It is increasingly common to include external data in business intelligence and data science. If you’re working to understand retail sales patterns, you may want to include weather data, traffic data, event data, crime data, and other externally-sourced data sets to supplement your internal corporate data.
The World Bank publishes a number of freely available data sets, including this one, which provides per-country-per year metrics related to global climate change. The data set is available in three different formats: CSV, XML, and XLS. Each version is accessible via HTTP.
Using Power Query in Power BI Desktop makes it easy to include this data in a PBIX file and dataset, but doesn’t provide easy opportunities for reuse. And because significant transformation is required before the World Bank data can be used, each dataset that incorporates this data needs to duplicate this transformation logic, which is far from ideal.
Power BI dataflows present an obvious and elegant solution to this problem. Using dataflows, a user can use Power Query to define entities that are stored in and managed by the Power BI service. The queries and the transformation logic they contain can be defined once, and the data produced by the queries can be used by authorized users in as many workspaces and datasets as necessary.
But the nature of the World Bank API introduces a few challenges.
- The Excel data is in the binary XLS format, not XLSX, which means that it requires a gateway to refresh. This isn’t a show-stopper, but I always prefer to avoid using an on-premises gateway to refresh online data. It just feels wrong.
- The XML and CSV data isn’t actually exposed as XML and CSV files, They’re exposed as Zip files that contain XML and CSV files.

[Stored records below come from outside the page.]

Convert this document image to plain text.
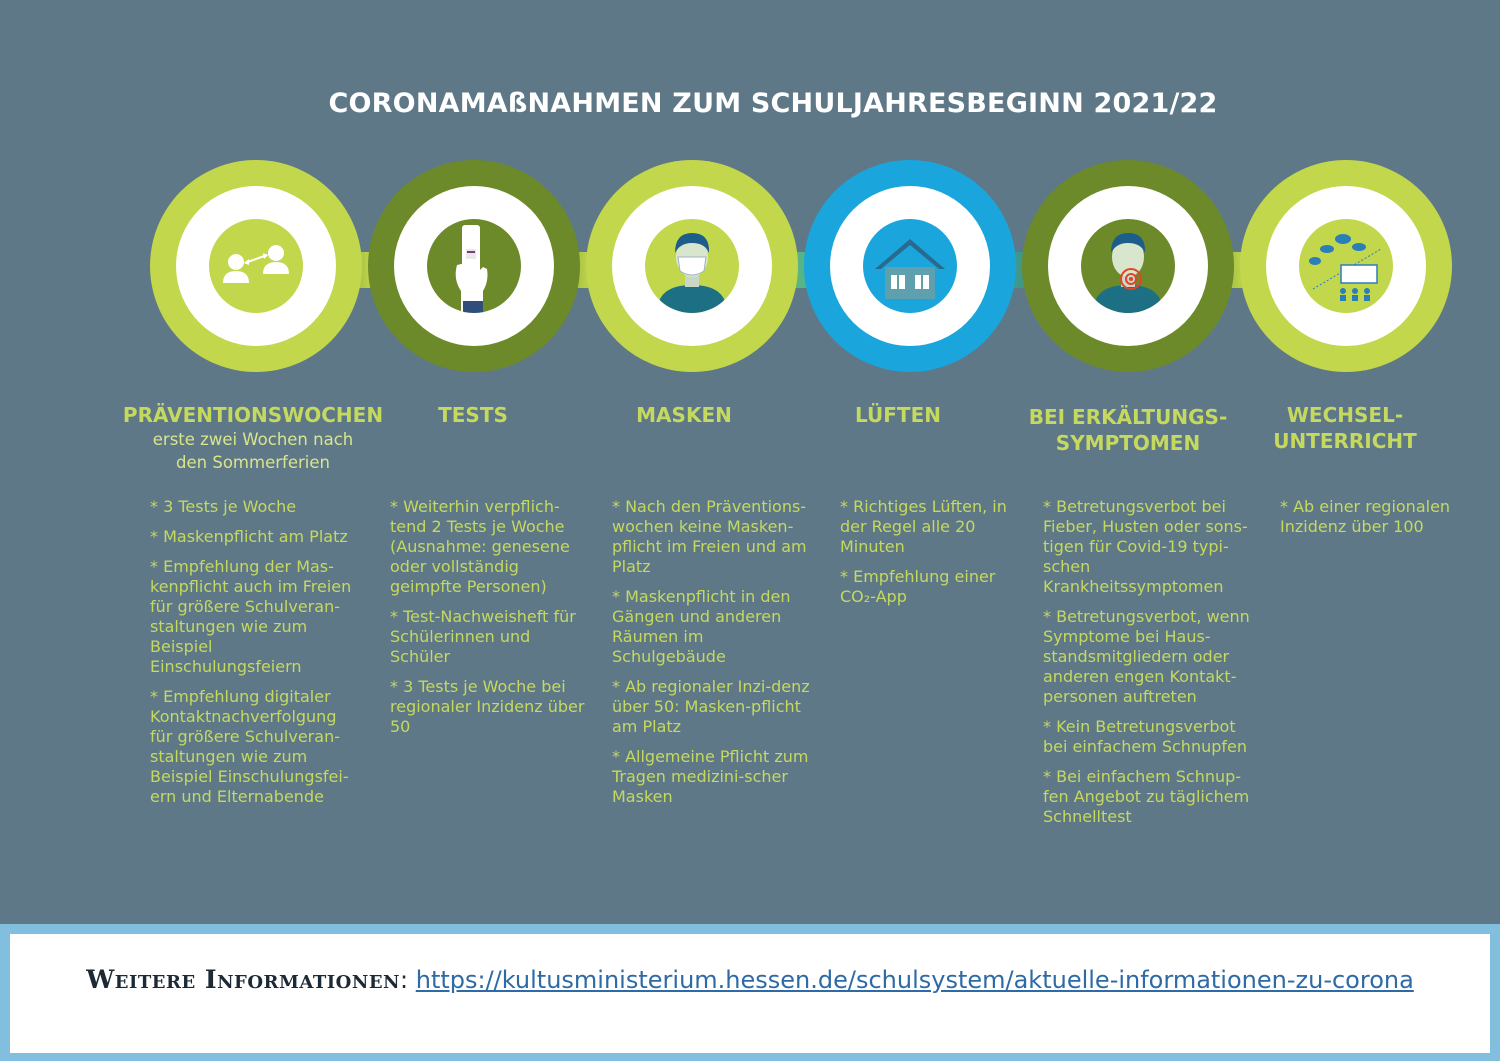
CORONAMAßNAHMEN ZUM SCHULJAHRESBEGINN 2021/22
PRÄVENTIONSWOCHEN
erste zwei Wochen nach den Sommerferien
TESTS	MASKEN	LÜFTEN	BEI ERKÄLTUNGS-SYMPTOMEN
WECHSEL-UNTERRICHT
* 3 Tests je Woche
* Maskenpflicht am Platz
* Empfehlung der Mas-kenpflicht auch im Freien für größere Schulveran-staltungen wie zum Beispiel Einschulungsfeiern
* Empfehlung digitaler Kontaktnachverfolgung für größere Schulveran-staltungen wie zum Beispiel Einschulungsfei-ern und Elternabende
* Weiterhin verpflich-tend 2 Tests je Woche (Ausnahme: genesene oder vollständig geimpfte Personen)
* Test-Nachweisheft für Schülerinnen und Schüler
* 3 Tests je Woche bei regionaler Inzidenz über 50
* Nach den Präventions-wochen keine Masken-pflicht im Freien und am Platz
* Maskenpflicht in den Gängen und anderen Räumen im Schulgebäude
* Ab regionaler Inzi-denz über 50: Masken-pflicht am Platz
* Allgemeine Pflicht zum Tragen medizini-scher Masken
* Richtiges Lüften, in der Regel alle 20 Minuten
* Empfehlung einer CO₂-App
* Betretungsverbot bei Fieber, Husten oder sons-tigen für Covid-19 typi-schen Krankheitssymptomen
* Betretungsverbot, wenn Symptome bei Haus-standsmitgliedern oder anderen engen Kontakt-personen auftreten
* Kein Betretungsverbot bei einfachem Schnupfen
* Bei einfachem Schnup-fen Angebot zu täglichem Schnelltest
* Ab einer regionalen Inzidenz über 100
Weitere Informationen: https://kultusministerium.hessen.de/schulsystem/aktuelle-informationen-zu-corona
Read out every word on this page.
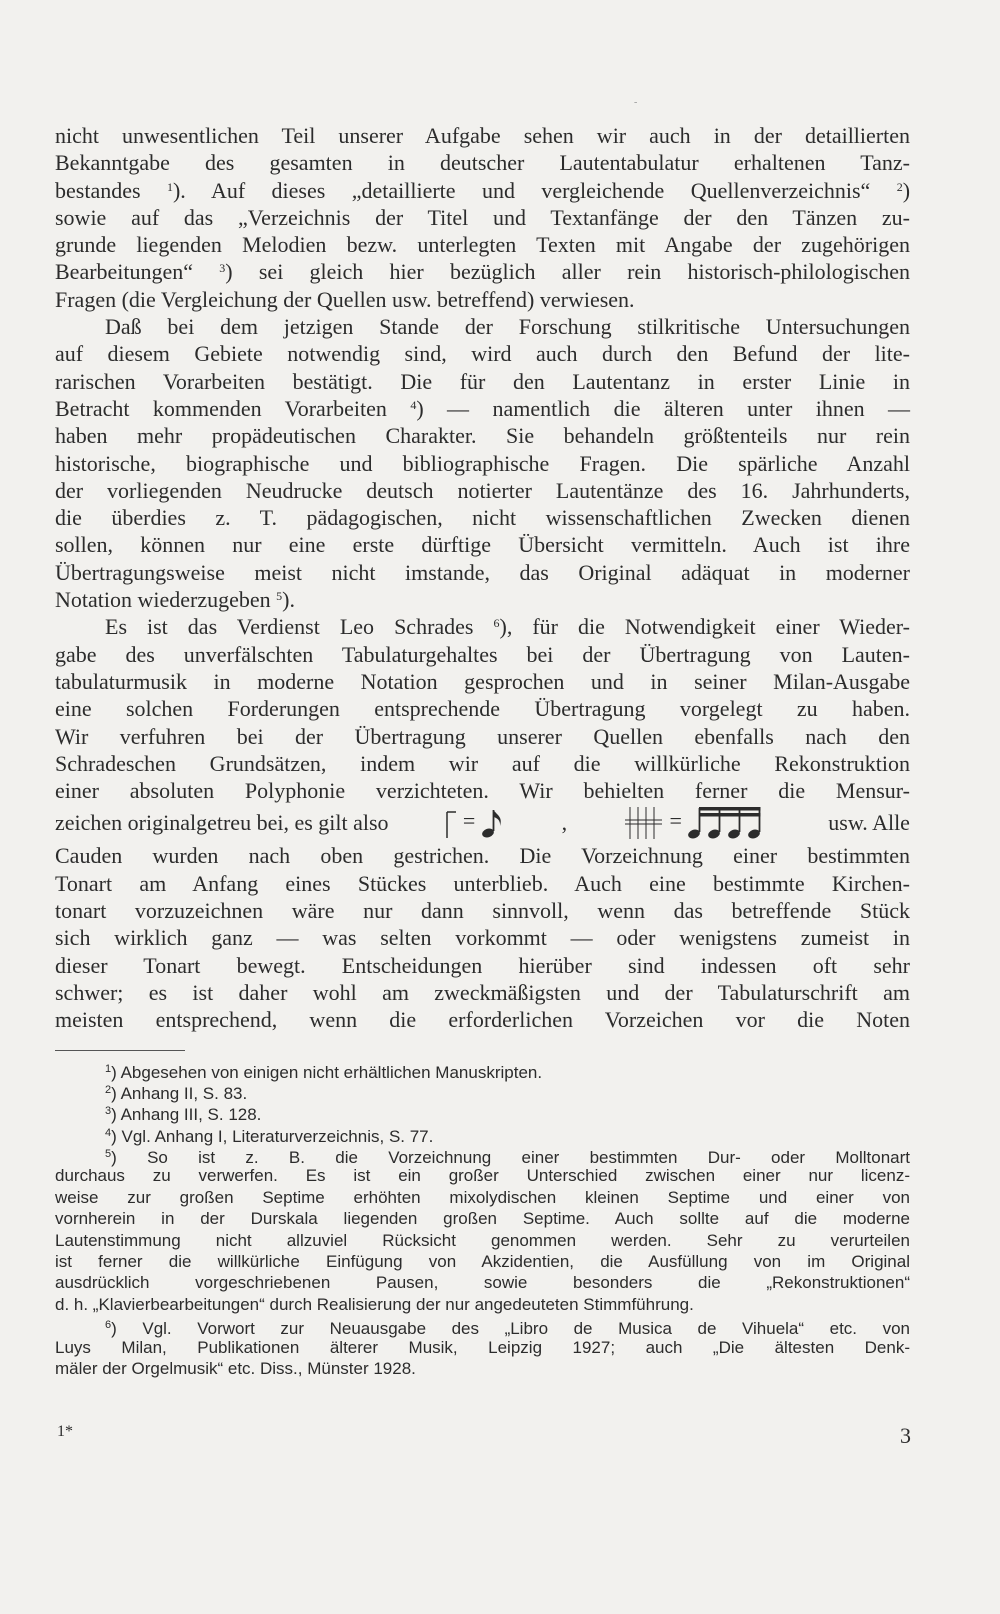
-
nicht unwesentlichen Teil unserer Aufgabe sehen wir auch in der detaillierten
Bekanntgabe des gesamten in deutscher Lautentabulatur erhaltenen Tanz-
bestandes $^1$). Auf dieses „detaillierte und vergleichende Quellenverzeichnis“ $^2$)
sowie auf das „Verzeichnis der Titel und Textanfänge der den Tänzen zu-
grunde liegenden Melodien bezw. unterlegten Texten mit Angabe der zugehörigen
Bearbeitungen“ $^3$) sei gleich hier bezüglich aller rein historisch-philologischen
Fragen (die Vergleichung der Quellen usw. betreffend) verwiesen.
Daß bei dem jetzigen Stande der Forschung stilkritische Untersuchungen
auf diesem Gebiete notwendig sind, wird auch durch den Befund der lite-
rarischen Vorarbeiten bestätigt. Die für den Lautentanz in erster Linie in
Betracht kommenden Vorarbeiten $^4$) — namentlich die älteren unter ihnen —
haben mehr propädeutischen Charakter. Sie behandeln größtenteils nur rein
historische, biographische und bibliographische Fragen. Die spärliche Anzahl
der vorliegenden Neudrucke deutsch notierter Lautentänze des 16. Jahrhunderts,
die überdies z. T. pädagogischen, nicht wissenschaftlichen Zwecken dienen
sollen, können nur eine erste dürftige Übersicht vermitteln. Auch ist ihre
Übertragungsweise meist nicht imstande, das Original adäquat in moderner
Notation wiederzugeben $^5$).
Es ist das Verdienst Leo Schrades $^6$), für die Notwendigkeit einer Wieder-
gabe des unverfälschten Tabulaturgehaltes bei der Übertragung von Lauten-
tabulaturmusik in moderne Notation gesprochen und in seiner Milan-Ausgabe
eine solchen Forderungen entsprechende Übertragung vorgelegt zu haben.
Wir verfuhren bei der Übertragung unserer Quellen ebenfalls nach den
Schradeschen Grundsätzen, indem wir auf die willkürliche Rekonstruktion
einer absoluten Polyphonie verzichteten. Wir behielten ferner die Mensur-
zeichen originalgetreu bei, es gilt also	=	,	=	usw. Alle
Cauden wurden nach oben gestrichen. Die Vorzeichnung einer bestimmten
Tonart am Anfang eines Stückes unterblieb. Auch eine bestimmte Kirchen-
tonart vorzuzeichnen wäre nur dann sinnvoll, wenn das betreffende Stück
sich wirklich ganz — was selten vorkommt — oder wenigstens zumeist in
dieser Tonart bewegt. Entscheidungen hierüber sind indessen oft sehr
schwer; es ist daher wohl am zweckmäßigsten und der Tabulaturschrift am
meisten entsprechend, wenn die erforderlichen Vorzeichen vor die Noten
$^1$) Abgesehen von einigen nicht erhältlichen Manuskripten.
$^2$) Anhang II, S. 83.
$^3$) Anhang III, S. 128.
$^4$) Vgl. Anhang I, Literaturverzeichnis, S. 77.
$^5$) So ist z. B. die Vorzeichnung einer bestimmten Dur- oder Molltonart
durchaus zu verwerfen. Es ist ein großer Unterschied zwischen einer nur licenz-
weise zur großen Septime erhöhten mixolydischen kleinen Septime und einer von
vornherein in der Durskala liegenden großen Septime. Auch sollte auf die moderne
Lautenstimmung nicht allzuviel Rücksicht genommen werden. Sehr zu verurteilen
ist ferner die willkürliche Einfügung von Akzidentien, die Ausfüllung von im Original
ausdrücklich vorgeschriebenen Pausen, sowie besonders die „Rekonstruktionen“
d. h. „Klavierbearbeitungen“ durch Realisierung der nur angedeuteten Stimmführung.
$^6$) Vgl. Vorwort zur Neuausgabe des „Libro de Musica de Vihuela“ etc. von
Luys Milan, Publikationen älterer Musik, Leipzig 1927; auch „Die ältesten Denk-
mäler der Orgelmusik“ etc. Diss., Münster 1928.
1*	3
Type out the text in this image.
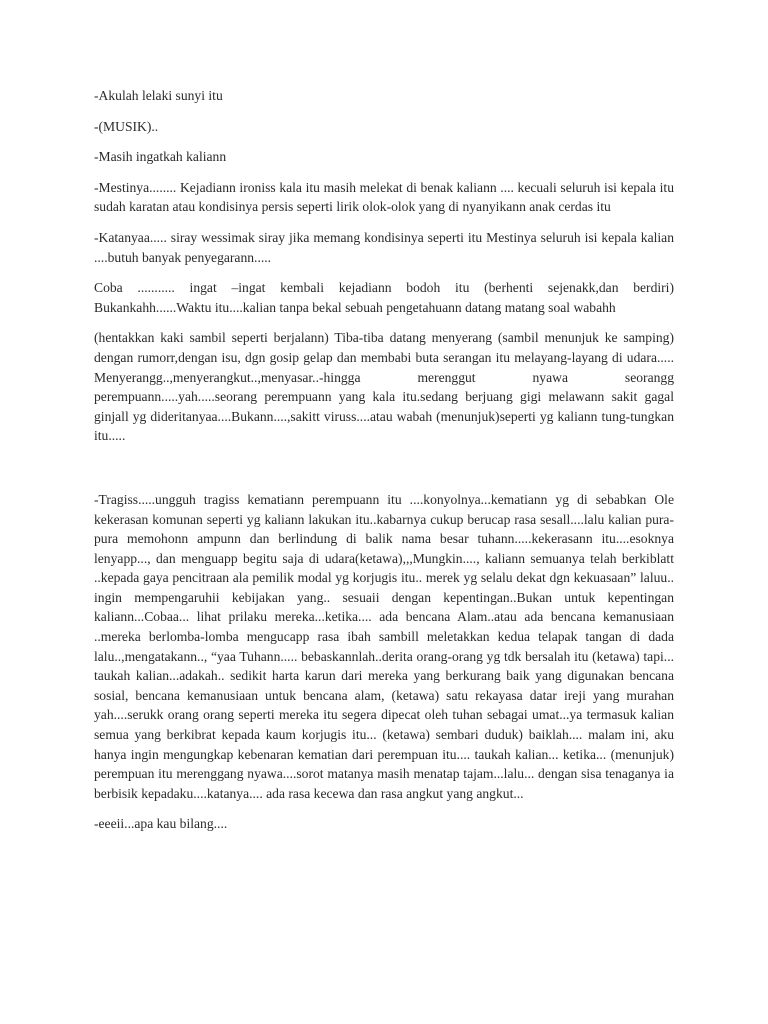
-Akulah lelaki sunyi itu

-(MUSIK)..

-Masih ingatkah kaliann

-Mestinya........ Kejadiann ironiss kala itu masih melekat di benak kaliann .... kecuali seluruh isi kepala itu sudah karatan atau kondisinya persis seperti lirik olok-olok yang di nyanyikann anak cerdas itu

-Katanyaa..... siray wessimak siray jika memang kondisinya seperti itu Mestinya seluruh isi kepala kalian ....butuh banyak penyegarann.....

Coba ........... ingat –ingat kembali kejadiann bodoh itu (berhenti sejenakk,dan berdiri) Bukankahh......Waktu itu....kalian tanpa bekal sebuah pengetahuann datang matang soal wabahh

(hentakkan kaki sambil seperti berjalann) Tiba-tiba datang menyerang (sambil menunjuk ke samping) dengan rumorr,dengan isu, dgn gosip gelap dan membabi buta serangan itu melayang-layang di udara..... Menyerangg..,menyerangkut..,menyasar..-hingga merenggut nyawa seorangg perempuann.....yah.....seorang perempuann yang kala itu.sedang berjuang gigi melawann sakit gagal ginjall yg dideritanyaa....Bukann....,sakitt viruss....atau wabah (menunjuk)seperti yg kaliann tung-tungkan itu.....

-Tragiss.....ungguh tragiss kematiann perempuann itu ....konyolnya...kematiann yg di sebabkan Ole kekerasan komunan seperti yg kaliann lakukan itu..kabarnya cukup berucap rasa sesall....lalu kalian pura-pura memohonn ampunn dan berlindung di balik nama besar tuhann.....kekerasann itu....esoknya lenyapp..., dan menguapp begitu saja di udara(ketawa),,,Mungkin...., kaliann semuanya telah berkiblatt ..kepada gaya pencitraan ala pemilik modal yg korjugis itu.. merek yg selalu dekat dgn kekuasaan” laluu.. ingin mempengaruhii kebijakan yang.. sesuaii dengan kepentingan..Bukan untuk kepentingan kaliann...Cobaa... lihat prilaku mereka...ketika.... ada bencana Alam..atau ada bencana kemanusiaan ..mereka berlomba-lomba mengucapp rasa ibah sambill meletakkan kedua telapak tangan di dada lalu..,mengatakann.., “yaa Tuhann..... bebaskannlah..derita orang-orang yg tdk bersalah itu (ketawa) tapi... taukah kalian...adakah.. sedikit harta karun dari mereka yang berkurang baik yang digunakan bencana sosial, bencana kemanusiaan untuk bencana alam, (ketawa) satu rekayasa datar ireji yang murahan yah....serukk orang orang seperti mereka itu segera dipecat oleh tuhan sebagai umat...ya termasuk kalian semua yang berkibrat kepada kaum korjugis itu... (ketawa) sembari duduk) baiklah.... malam ini, aku hanya ingin mengungkap kebenaran kematian dari perempuan itu.... taukah kalian... ketika... (menunjuk) perempuan itu merenggang nyawa....sorot matanya masih menatap tajam...lalu... dengan sisa tenaganya ia berbisik kepadaku....katanya.... ada rasa kecewa dan rasa angkut yang angkut...

-eeeii...apa kau bilang....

And Power Query doesn’t support Zip files as a data source.
Or does it?
BI specialist Ken Russel, with a little help from MVP Chris Webb, figured out how to make this work. Ken published a Power Query “M” script that will decompress a Zip file, essentially exposing its content to the rest of the script as if it were a folder containing files.
Life is good.
With this part of the problem solved, the rest is pretty straightforward, especially considering that I already had a Power BI Desktop file that uses the World Bank Excel API, and that solves most of the rest of the problem.
With a little text editing aided by the Power Query extension for Visual Studio Code, I ended up with two queries: one for per-country metadata, and one for the climate change data itself. I can now get into the fun and easy part: dataflows.
I’ll start by opening my workspace, and creating a new dataflow, and adding an entity.
Since I already have the query written, I’ll choose “Blank Query” from the available data sources, and I’ll just paste in the query text.
At this point, all I need to do is give the query a name that will be meaningful and understandable to the users who will have access to the dataflow. As you can see in the screen shot below, even though the query was written largely by hand, all of the steps are maintained and can be interacted with in the Power Query editor.
Once I finish with the first entity, I can follow the same basic steps with the second entity, and can save the dataflow.
Since the dataflow can’t be used until its entities contain data, I’ll refresh it immediately. The dataflow and its last refresh time will now be shown in the dataflows list in my workspace.
From this point on, no user in my organization who wants to include World Bank climate change data in her reports will need to connect to the World Bank API and transform it until it is fit for purpose. All users will need to do is connect to Power BI dataflows from Power BI Desktop, where the data is always available, always current, and always consistent, managed by the Power BI service. Life is good.
Obviously, this pattern doesn’t apply only to World Bank data. It applies to any external data source where multiple users need to use the data in different solutions. It can also apply to internal/organizational data sources that need to be transformed to prepare them for analytics.
 See Ken’s awesome blog post here for the full details.
 I could also set up a refresh schedule to ensure that the data in the entities is always current, but I’m saving this for a future blog post.